Coal Transport by Barge. Transportation on the inland waterways and Great Lakes is an important element of the domestic coal distribution system, carrying approximately 20% of the Nations‘ coal, enough to produce 10% of U.S. electricity annually. Barge transport is often used to transfer coal from the initial source to a railroad, from a railroad to the coal-fired power plant, or the entire distance from the mine to the plant. Barge traffic is particularly important in the Midwestern and Eastern States, with 80% of shipments originating in States along the Ohio River. The amount of waterborne transported coal has remained relatively constant over the last two decades. Barge transport and the amount transported on a single barge are dependent upon the depth of the river on which the barge travels. Reducing the barge load is costly.
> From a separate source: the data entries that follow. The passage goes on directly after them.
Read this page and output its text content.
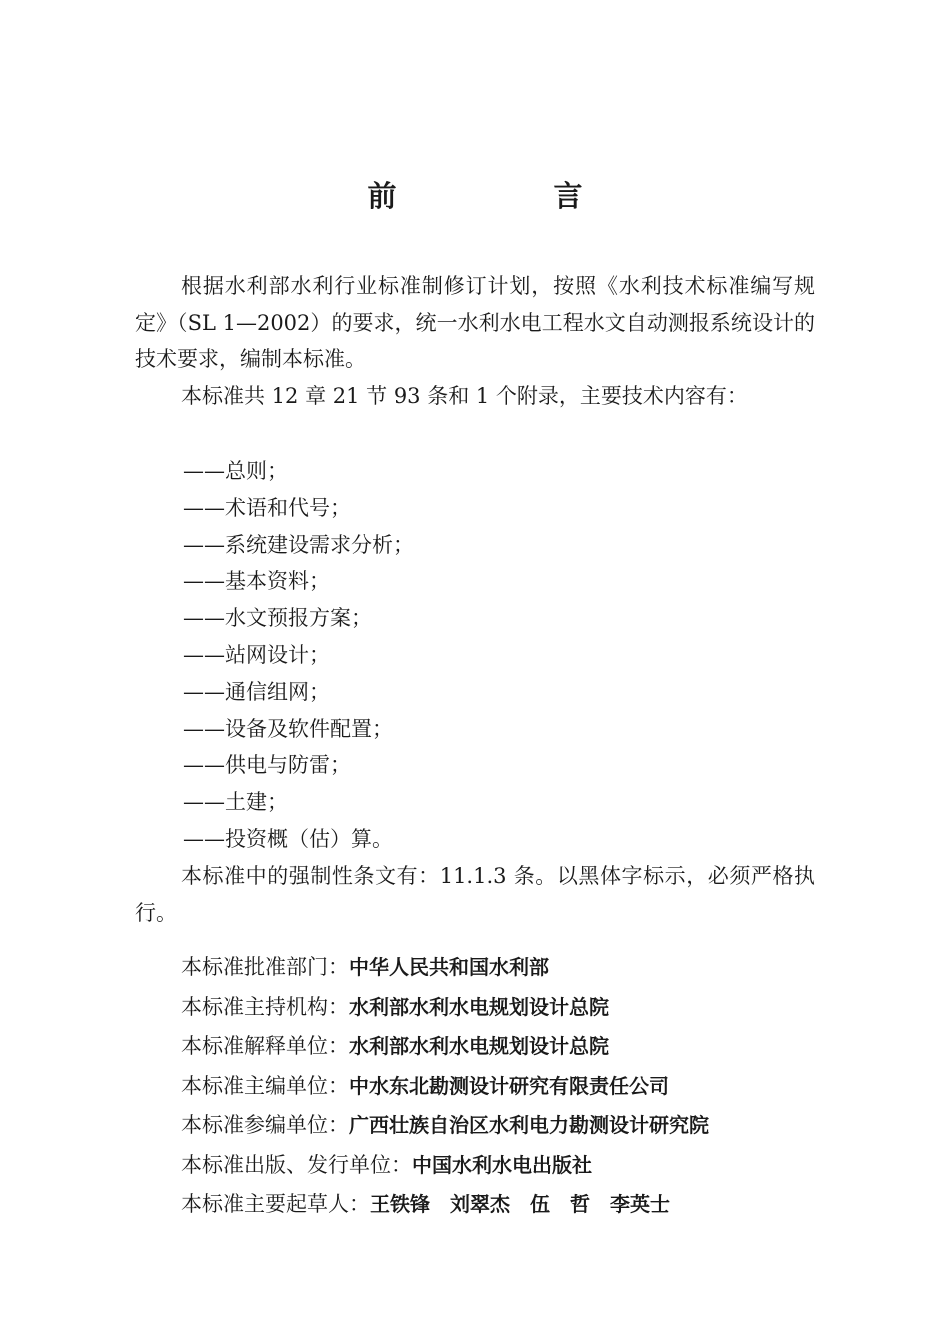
前　言

根据水利部水利行业标准制修订计划，按照《水利技术标准编写规定》（SL 1—2002）的要求，统一水利水电工程水文自动测报系统设计的技术要求，编制本标准。

本标准共 12 章 21 节 93 条和 1 个附录，主要技术内容有：

——总则；
——术语和代号；
——系统建设需求分析；
——基本资料；
——水文预报方案；
——站网设计；
——通信组网；
——设备及软件配置；
——供电与防雷；
——土建；
——投资概（估）算。

本标准中的强制性条文有：11.1.3 条。以黑体字标示，必须严格执行。

本标准批准部门：中华人民共和国水利部
本标准主持机构：水利部水利水电规划设计总院
本标准解释单位：水利部水利水电规划设计总院
本标准主编单位：中水东北勘测设计研究有限责任公司
本标准参编单位：广西壮族自治区水利电力勘测设计研究院
本标准出版、发行单位：中国水利水电出版社
本标准主要起草人：王铁锋　刘翠杰　伍　哲　李英士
Losing one foot of draft typically means losing 17 tons of cargo on a single barge and 255 tons on a typical 15-barge tow. In addition, idle tow-boats cost shipping companies $5,000 – $10,000 per day. Droughts have the potential to reduce the rate at which all goods, including coal, can be transported by barge. Some river systems, like the Missouri River, have a system of reservoirs that are used to control river depths. When river levels are low, water is released from the reservoirs to increase river depths and permit barge travel. To mitigate the potential for low water levels to significantly disrupt electric power generation, most coal-burning plants with barge access can also receive coal shipments by rail. However, because barge is the cheapest mode of transportation, utilities pay a higher rate for transportation.

By affecting the availability of cooling water, drought has had an impact on the production of electricity from thermoelectric power plants. The problem for power plants becomes acute when river, lake, or reservoir water levels fall near or below the level of the water intakes used for drawing water for cooling. A related problem occurs when the temperature of the surface water increases to the point where the water can no longer be used for cooling. The Southeast experienced particularly acute drought conditions in August 2007, which forced the shutdown of some nuclear power plants and curtailed operations at others in order to avoid exceeding environmental limits for water temperature. A similar situation occurred in August 2006 along the Mississippi River, as well as at some plants in Illinois and Minnesota.

Thermoelectric freshwater withdrawals accounted for 41% of all freshwater withdrawals in 2005; however, it is important to note that only 3% of the withdrawn water is consumed and the rest is returned to natural flow.

Limitations of the Study. To maintain the focus of the study, this report is limited to issues that specifically relate to electric power generation at hydroelectric dams. Specifically, this study examines issues pertinent to overall management of reservoirs and stream flows at dams that are affected by the variability of weather patterns. In-depth analysis of certain topics considered outside of the scope of the study is omitted from the report. These include: climate change, new hydropower technologies, renewable energy credits, the value of hydropower‘s avoided greenhouse gas emissions, and the effects of reduced hydropower generation on the overall power market. There are three types of hydroelectric power plants: conventional, pumped storage, and diversion facilities. The focus of this report is on the conventional hydroelectric facilities, which are the most common type of hydroelectric power plant. The U.S. Energy Information Administration (EIA) defines a conventional hydroelectric power plant as a plant in which all of the power is produced from natural streamflow as regulated by available storage. Most pumped storage units have closed-loop systems in which water can be stored and reused; therefore, electricity production at pumped storage is more resistant to drought or changing weather patterns. For this reason, the discussion of and data on hydroelectric power generation provided in this report excludes generation from pumped storage, unless noted otherwise.